A collection of eight sealed glass ampules turned into an Albany, New York, police department may contain liquid phosgene, a World War I-era chemical weapon that was used to choke enemies or to booby trap safes.

The vials, containing a yellowish liquid, had been discovered in a broken safe in a condemned building in Troy, New York, approximately two years ago and were recently brought into the station upon suspicion of containing a dangerous material, the Times Union reports.

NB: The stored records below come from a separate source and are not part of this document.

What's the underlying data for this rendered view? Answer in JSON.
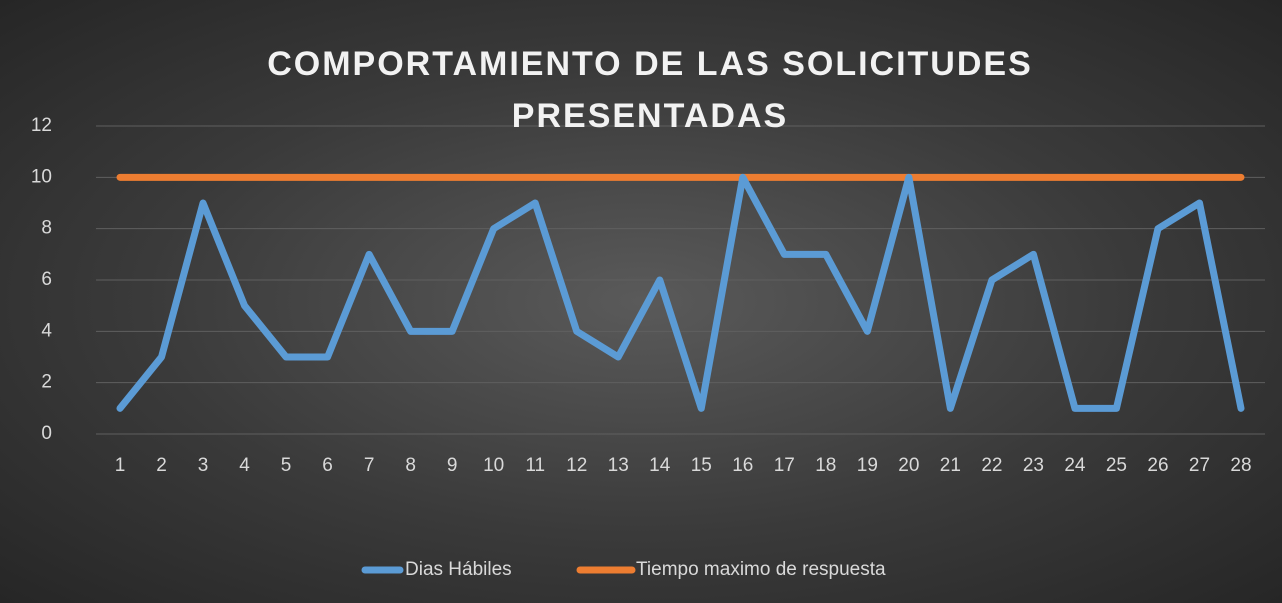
{
  "chart_data": {
    "type": "line",
    "title": "COMPORTAMIENTO DE LAS SOLICITUDES PRESENTADAS",
    "categories": [
      "1",
      "2",
      "3",
      "4",
      "5",
      "6",
      "7",
      "8",
      "9",
      "10",
      "11",
      "12",
      "13",
      "14",
      "15",
      "16",
      "17",
      "18",
      "19",
      "20",
      "21",
      "22",
      "23",
      "24",
      "25",
      "26",
      "27",
      "28"
    ],
    "series": [
      {
        "name": "Dias Hábiles",
        "color": "#5b9bd5",
        "values": [
          1,
          3,
          9,
          5,
          3,
          3,
          7,
          4,
          4,
          8,
          9,
          4,
          3,
          6,
          1,
          10,
          7,
          7,
          4,
          10,
          1,
          6,
          7,
          1,
          1,
          8,
          9,
          1
        ]
      },
      {
        "name": "Tiempo maximo de respuesta",
        "color": "#ed7d31",
        "values": [
          10,
          10,
          10,
          10,
          10,
          10,
          10,
          10,
          10,
          10,
          10,
          10,
          10,
          10,
          10,
          10,
          10,
          10,
          10,
          10,
          10,
          10,
          10,
          10,
          10,
          10,
          10,
          10
        ]
      }
    ],
    "ylim": [
      0,
      12
    ],
    "yticks": [
      0,
      2,
      4,
      6,
      8,
      10,
      12
    ],
    "grid": true,
    "legend": "bottom"
  }
}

"I can pretty much tell you it's phosgene," Sheriff's Inspector John Curry, the retired head of the State Police Bomb Disposal Unit, said, according to the Times Union. "We've tested it in the past, and that particular color tends to be phosgene."

Exposure to phosgene can range from symptoms like vomiting and nausea to coughing up pink fluid - the sign of a pulmonary edema. The symptoms could take as long as 48 hours to develop after being exposed.

The ampules worked as a sort of security system in the early part of the last century, as they would emit gas if an intruder tried to break into a safe, the Times Union reports.

Locksmith Dave LaBarge told the Times Union that he believes the ampules are filled with an aged or contaminated tear gas like nitroglycerin that is not as harmful.

The matter will be settled by the Army's chemical warfare lab, where the samples will be headed shortly. The vials will then be sent to a destruction furnace to render them useless.